Die Commitment-Strategien dienen dazu, mit den Schüler:innen eine Verpflichtung auszuhandeln, nicht vorzugeben, die zur Problemlösung beitragen soll. (4) Hier könnte man sich zum Beispiel auf Verstärkerpläne oder Ähnliches einigen. Die Verpflichtung der Schüler:innen beinhaltet auch immer eine eigene Verpflichtung, die eingehalten werden muss: Kontrolle der Verstärkerpläne, weiteres Gesprächsangebot, Raum und Zeit für eine Auszeit zu bieten, Unterstützung bei dem Gespräch mit den Eltern oder das gemeinsame Suchen einer Beratungsstelle. Auch hier gibt es acht verschiedene Strategien, die man nutzen kann und die auf viele verschiedene Situationen passen.
Abschlussgedanken
Mir fällt es häufig schwer zu akzeptieren, dass wenn ein Problem benannt wurde, es nicht „einfach“ zu lösen.
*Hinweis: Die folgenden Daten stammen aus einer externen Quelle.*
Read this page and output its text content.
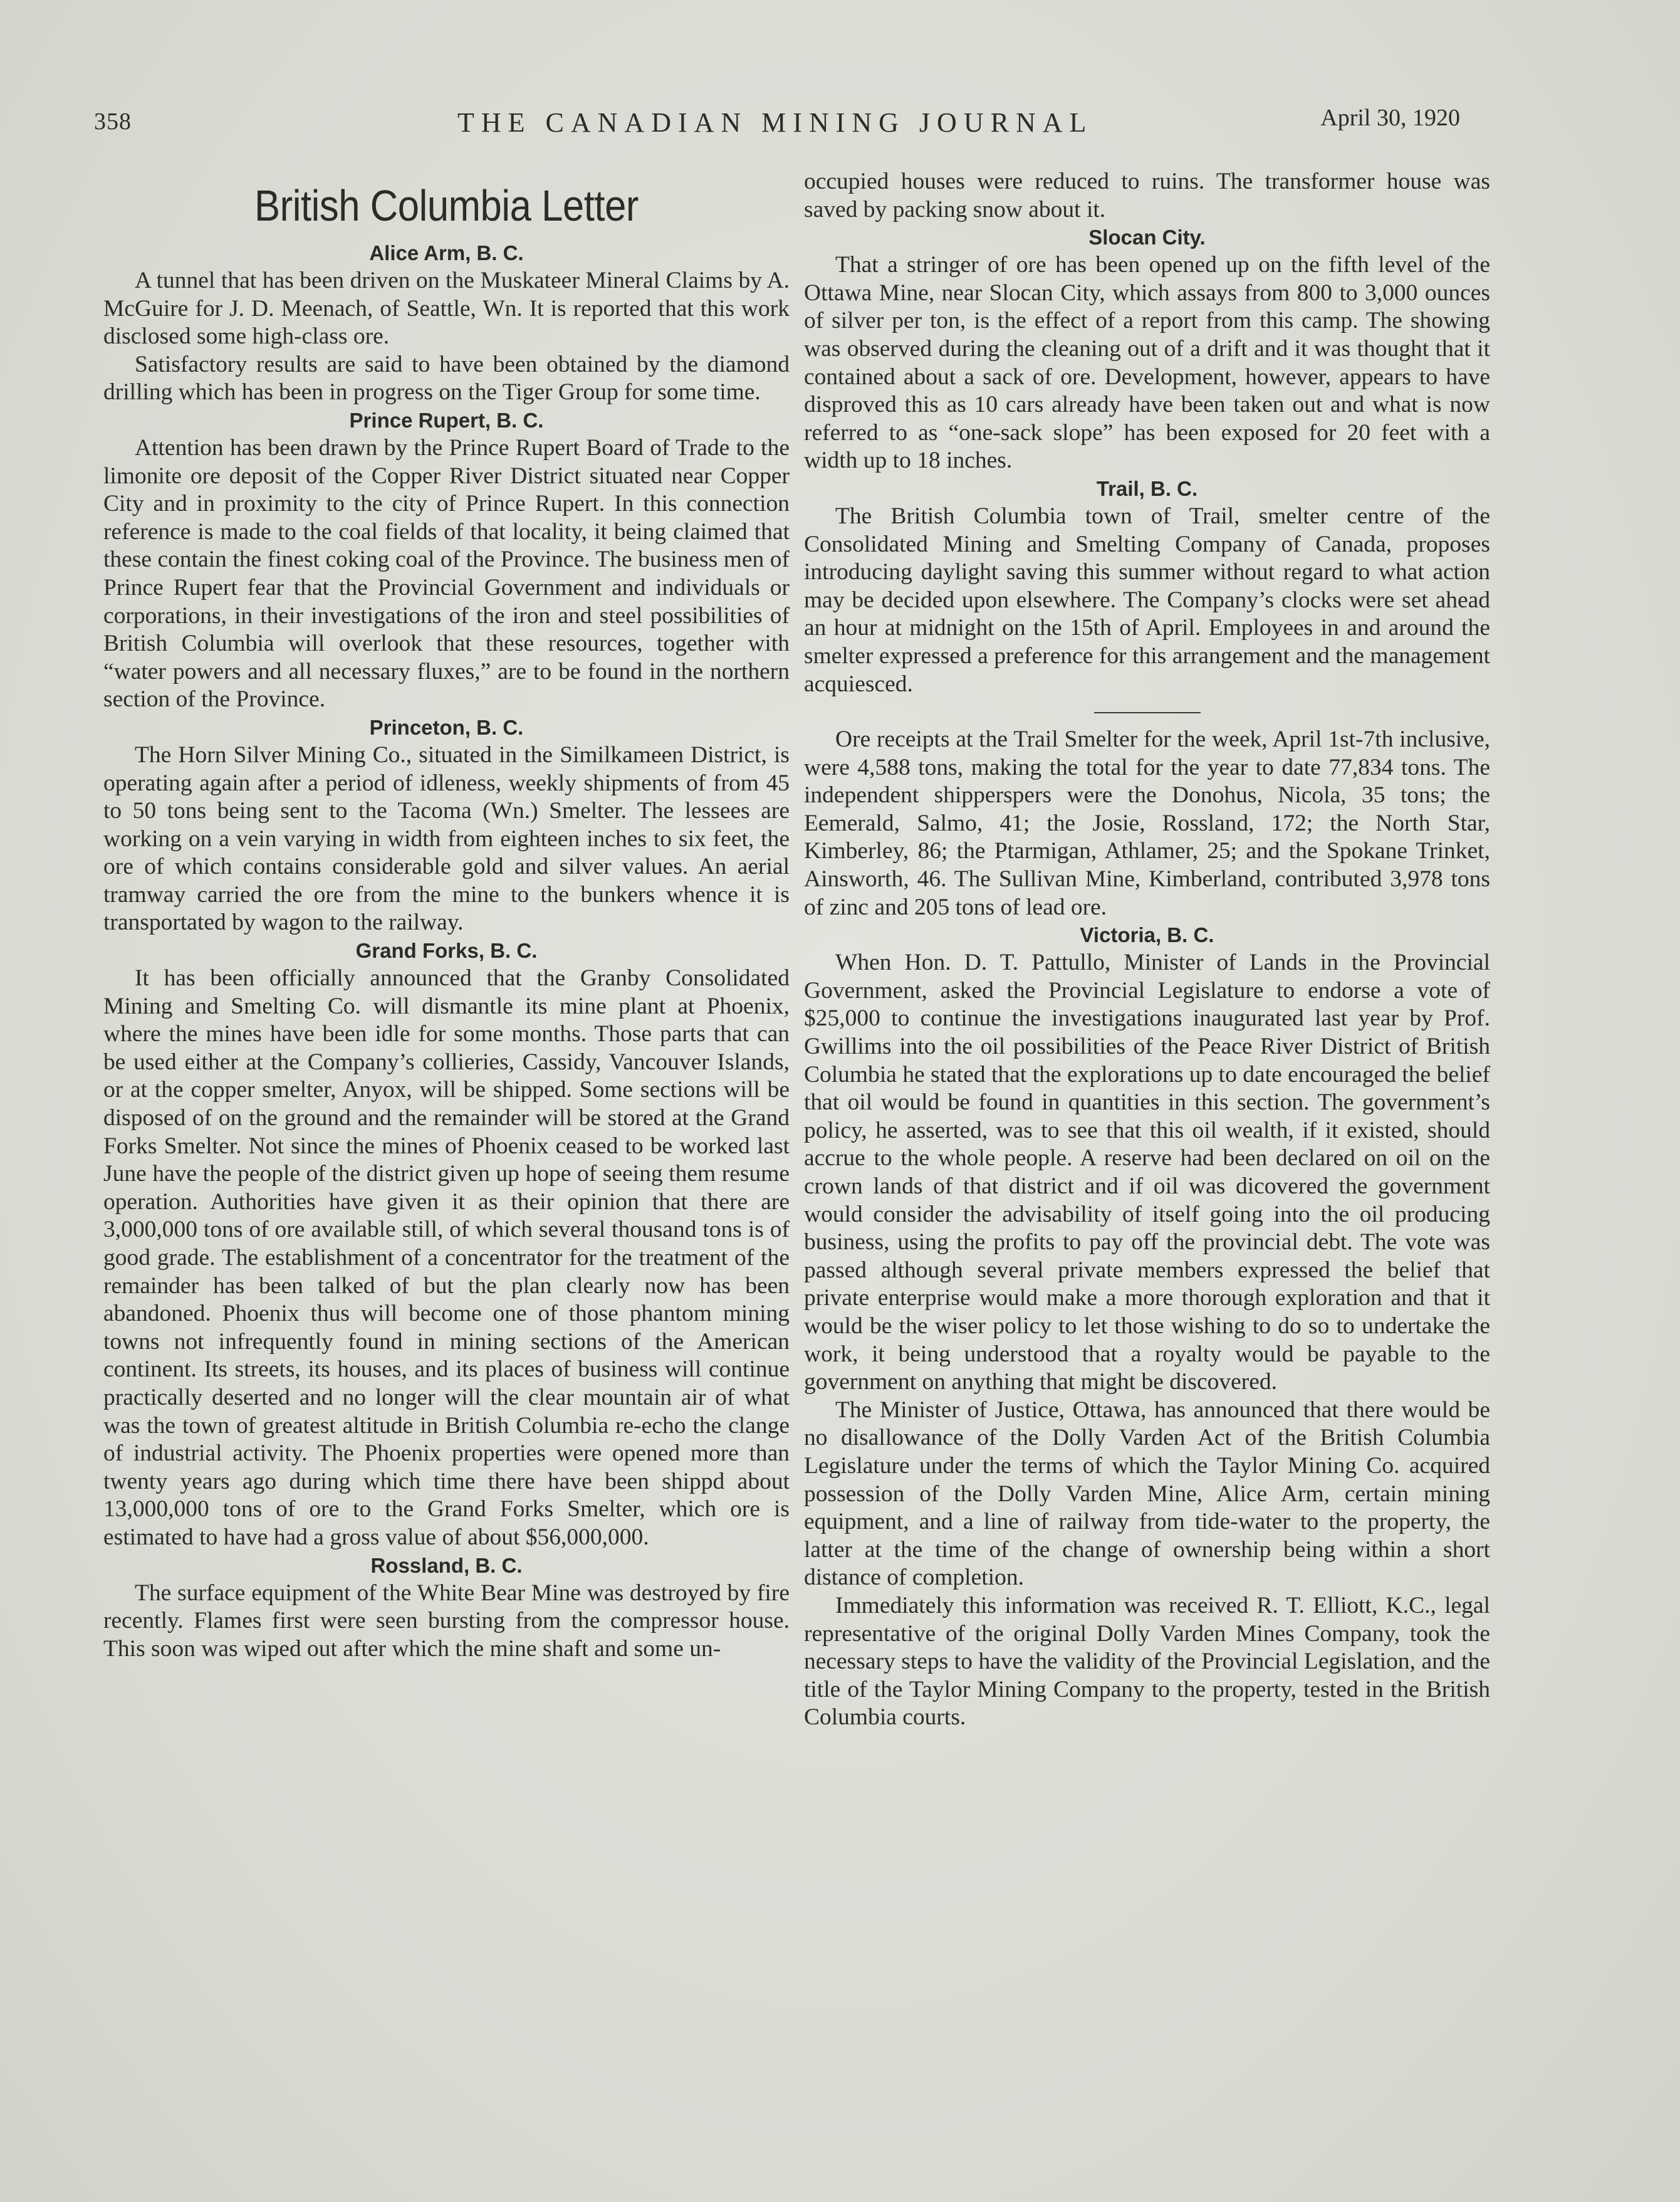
358	THE CANADIAN MINING JOURNAL	April 30, 1920
British Columbia Letter
Alice Arm, B. C.

A tunnel that has been driven on the Muskateer Mineral Claims by A. McGuire for J. D. Meenach, of Seattle, Wn. It is reported that this work disclosed some high-class ore.

Satisfactory results are said to have been obtained by the diamond drilling which has been in progress on the Tiger Group for some time.

Prince Rupert, B. C.

Attention has been drawn by the Prince Rupert Board of Trade to the limonite ore deposit of the Copper River District situated near Copper City and in proximity to the city of Prince Rupert. In this connection reference is made to the coal fields of that locality, it being claimed that these contain the finest coking coal of the Province. The business men of Prince Rupert fear that the Provincial Government and individuals or corporations, in their investigations of the iron and steel possibilities of British Columbia will overlook that these resources, together with “water powers and all necessary fluxes,” are to be found in the northern section of the Province.

Princeton, B. C.

The Horn Silver Mining Co., situated in the Similkameen District, is operating again after a period of idleness, weekly shipments of from 45 to 50 tons being sent to the Tacoma (Wn.) Smelter. The lessees are working on a vein varying in width from eighteen inches to six feet, the ore of which contains considerable gold and silver values. An aerial tramway carried the ore from the mine to the bunkers whence it is transportated by wagon to the railway.

Grand Forks, B. C.

It has been officially announced that the Granby Consolidated Mining and Smelting Co. will dismantle its mine plant at Phoenix, where the mines have been idle for some months. Those parts that can be used either at the Company’s collieries, Cassidy, Vancouver Islands, or at the copper smelter, Anyox, will be shipped. Some sections will be disposed of on the ground and the remainder will be stored at the Grand Forks Smelter. Not since the mines of Phoenix ceased to be worked last June have the people of the district given up hope of seeing them resume operation. Authorities have given it as their opinion that there are 3,000,000 tons of ore available still, of which several thousand tons is of good grade. The establishment of a concentrator for the treatment of the remainder has been talked of but the plan clearly now has been abandoned. Phoenix thus will become one of those phantom mining towns not infrequently found in mining sections of the American continent. Its streets, its houses, and its places of business will continue practically deserted and no longer will the clear mountain air of what was the town of greatest altitude in British Columbia re-echo the clange of industrial activity. The Phoenix properties were opened more than twenty years ago during which time there have been shippd about 13,000,000 tons of ore to the Grand Forks Smelter, which ore is estimated to have had a gross value of about $56,000,000.

Rossland, B. C.

The surface equipment of the White Bear Mine was destroyed by fire recently. Flames first were seen bursting from the compressor house. This soon was wiped out after which the mine shaft and some un-

occupied houses were reduced to ruins. The transformer house was saved by packing snow about it.

Slocan City.

That a stringer of ore has been opened up on the fifth level of the Ottawa Mine, near Slocan City, which assays from 800 to 3,000 ounces of silver per ton, is the effect of a report from this camp. The showing was observed during the cleaning out of a drift and it was thought that it contained about a sack of ore. Development, however, appears to have disproved this as 10 cars already have been taken out and what is now referred to as “one-sack slope” has been exposed for 20 feet with a width up to 18 inches.

Trail, B. C.

The British Columbia town of Trail, smelter centre of the Consolidated Mining and Smelting Company of Canada, proposes introducing daylight saving this summer without regard to what action may be decided upon elsewhere. The Company’s clocks were set ahead an hour at midnight on the 15th of April. Employees in and around the smelter expressed a preference for this arrangement and the management acquiesced.

Ore receipts at the Trail Smelter for the week, April 1st-7th inclusive, were 4,588 tons, making the total for the year to date 77,834 tons. The independent shipperspers were the Donohus, Nicola, 35 tons; the Eemerald, Salmo, 41; the Josie, Rossland, 172; the North Star, Kimberley, 86; the Ptarmigan, Athlamer, 25; and the Spokane Trinket, Ainsworth, 46. The Sullivan Mine, Kimberland, contributed 3,978 tons of zinc and 205 tons of lead ore.

Victoria, B. C.

When Hon. D. T. Pattullo, Minister of Lands in the Provincial Government, asked the Provincial Legislature to endorse a vote of $25,000 to continue the investigations inaugurated last year by Prof. Gwillims into the oil possibilities of the Peace River District of British Columbia he stated that the explorations up to date encouraged the belief that oil would be found in quantities in this section. The government’s policy, he asserted, was to see that this oil wealth, if it existed, should accrue to the whole people. A reserve had been declared on oil on the crown lands of that district and if oil was dicovered the government would consider the advisability of itself going into the oil producing business, using the profits to pay off the provincial debt. The vote was passed although several private members expressed the belief that private enterprise would make a more thorough exploration and that it would be the wiser policy to let those wishing to do so to undertake the work, it being understood that a royalty would be payable to the government on anything that might be discovered.

The Minister of Justice, Ottawa, has announced that there would be no disallowance of the Dolly Varden Act of the British Columbia Legislature under the terms of which the Taylor Mining Co. acquired possession of the Dolly Varden Mine, Alice Arm, certain mining equipment, and a line of railway from tide-water to the property, the latter at the time of the change of ownership being within a short distance of completion.

Immediately this information was received R. T. Elliott, K.C., legal representative of the original Dolly Varden Mines Company, took the necessary steps to have the validity of the Provincial Legislation, and the title of the Taylor Mining Company to the property, tested in the British Columbia courts.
Ich weiß, dass dieses Denken nicht zielführende ist und viel zu einfach, trotzdem hätte ich manchmal gerne, dass es nach diesem einfachen Prinzip funktioniert:
Problem tritt auf —> Problem wird erkannt und benannt —> Lösungsstrategie wird erarbeitet —> Problem wird gelöst
Natürlich ist mir sehr wohl bewusst, dass es so nicht funktioniert und es auch völlig übertrieben und nicht gesund ist, von einem solchen Lösungsweg auszugehen.
- Lösungen sind in den meisten Fällen nicht einfach
- Lösungen erfordern viel Einsatz und Arbeit
- Die äußeren Bedingungen haben viel Einfluss auf die Lösung eines Problems
- Kinder und Jugendlichen brauchen sehr viel Unterstützung
- Auch kleine Schritte sind Erfolge
Gerade deswegen gefällt mir diese Fortbildung so gut, sie hat mir Möglichkeiten aufgezeigt, auch kleine Erfolge zu sehen und besonders Lösungen in kleineren Schritten zu planen.
Inspiriert durch die Fortbildung wird die Planung meiner Schüler:innengespräche und Elterngespräche jetzt sicherlich anders werden.
Zum Umgang mit Suizidalität
In RLP gibt es zu diesem Thema eine Handreichung, die sich wirklich lohnt zu lesen:
Außerdem empfiehlt es sich neben der Nummer des Sekretariats auch die Nummern des örtlichen Ordnungsamts und der Polizei im Handy gespeichert zu haben.
(1) https://sigrid-buck-horstkotte.de/dbt/ (15.03.2023, 16:57 Uhr)
(2) Grundannahmen nach Marsha Linehan, modifiziert durch Hammerle und Wolter.
(3) Linehan, M. (2006). DBT der Boderline-Persönlichkeitsstörung. München: CIP., verändert Hammerle 2014.
(4) Linehan, M. (2006). DBT der Boderline-Persönlichkeitsstörung. München: CIP., verändert Hammerle 2014.